In October, numerous comments from staffers of the CTP for the Reagan Udall assessment of the performance of the FDA’s tobacco center claimed the regulatory agency is in a state of disarray and being influenced by outside forces, not scientific research. One comment stated that reviewers of PMTAs in the OS lack the autonomy to exercise “best scientific practices” in their reviews of PMTAs.

“Scientific disagreement is frowned upon, if not entirely suppressed, and punished through various backhanded methods (e.g., lack of assignments, projects, and other opportunities that are needed for career development/promotion),” the comment states. “In some divisions (e.g., Division of Nonclinical Science [DNCS]), leadership pushes a ‘gotta get em’ mentality onto staff, which is unsupportive of a reviewer’s fundamental duty to provide an unbiased review using the best available science.”

Earlier this week, a unanimous panel of the United States Court of Appeals for the Fourth Circuit denied Avail Vapor’s petition to have its MDO invalidated.

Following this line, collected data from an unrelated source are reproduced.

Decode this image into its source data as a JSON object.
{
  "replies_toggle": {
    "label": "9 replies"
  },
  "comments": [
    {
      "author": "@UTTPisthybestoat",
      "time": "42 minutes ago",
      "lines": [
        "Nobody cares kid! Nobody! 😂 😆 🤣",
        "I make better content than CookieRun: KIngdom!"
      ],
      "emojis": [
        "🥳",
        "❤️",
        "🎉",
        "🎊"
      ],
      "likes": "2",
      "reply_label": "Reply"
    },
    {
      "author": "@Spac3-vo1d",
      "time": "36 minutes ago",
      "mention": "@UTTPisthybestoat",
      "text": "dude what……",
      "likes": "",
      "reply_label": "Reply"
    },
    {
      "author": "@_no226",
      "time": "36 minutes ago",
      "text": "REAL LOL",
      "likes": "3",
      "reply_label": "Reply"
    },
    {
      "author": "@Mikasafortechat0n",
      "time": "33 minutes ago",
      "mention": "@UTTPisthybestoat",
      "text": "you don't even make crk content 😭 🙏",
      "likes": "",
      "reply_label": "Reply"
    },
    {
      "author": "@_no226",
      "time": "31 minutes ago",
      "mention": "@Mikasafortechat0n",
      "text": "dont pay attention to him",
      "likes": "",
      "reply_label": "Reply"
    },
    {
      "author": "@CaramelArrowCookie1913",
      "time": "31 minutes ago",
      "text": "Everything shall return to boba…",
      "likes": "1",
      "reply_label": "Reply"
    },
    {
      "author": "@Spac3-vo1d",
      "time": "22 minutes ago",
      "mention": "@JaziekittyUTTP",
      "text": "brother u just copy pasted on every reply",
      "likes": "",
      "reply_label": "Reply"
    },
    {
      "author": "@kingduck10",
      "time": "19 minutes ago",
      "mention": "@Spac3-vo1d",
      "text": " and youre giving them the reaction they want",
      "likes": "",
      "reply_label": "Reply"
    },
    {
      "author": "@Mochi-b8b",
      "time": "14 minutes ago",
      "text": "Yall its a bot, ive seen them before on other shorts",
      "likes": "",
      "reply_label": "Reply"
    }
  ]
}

Avail also argued that the FDAs review process for PMTAs, although not specifically menthol, were arbitrary and capricious.

The U.S. Court of Appeals for the Eleventh Circuit stayed an MDO issued by the FDA to Bidi Vapor earlier this year, which also argued the agency’s rulemaking was arbitrary and capricious.

These two rulings were all made before the release of the Logic documents. Several industry experts have told Vapor Voice that this revelation of FDA memos could be “game changing” for industry lawsuits. Avail is rumored to be taking its case to the Supreme Court of the United States. The FDA does not comment on pending litigation.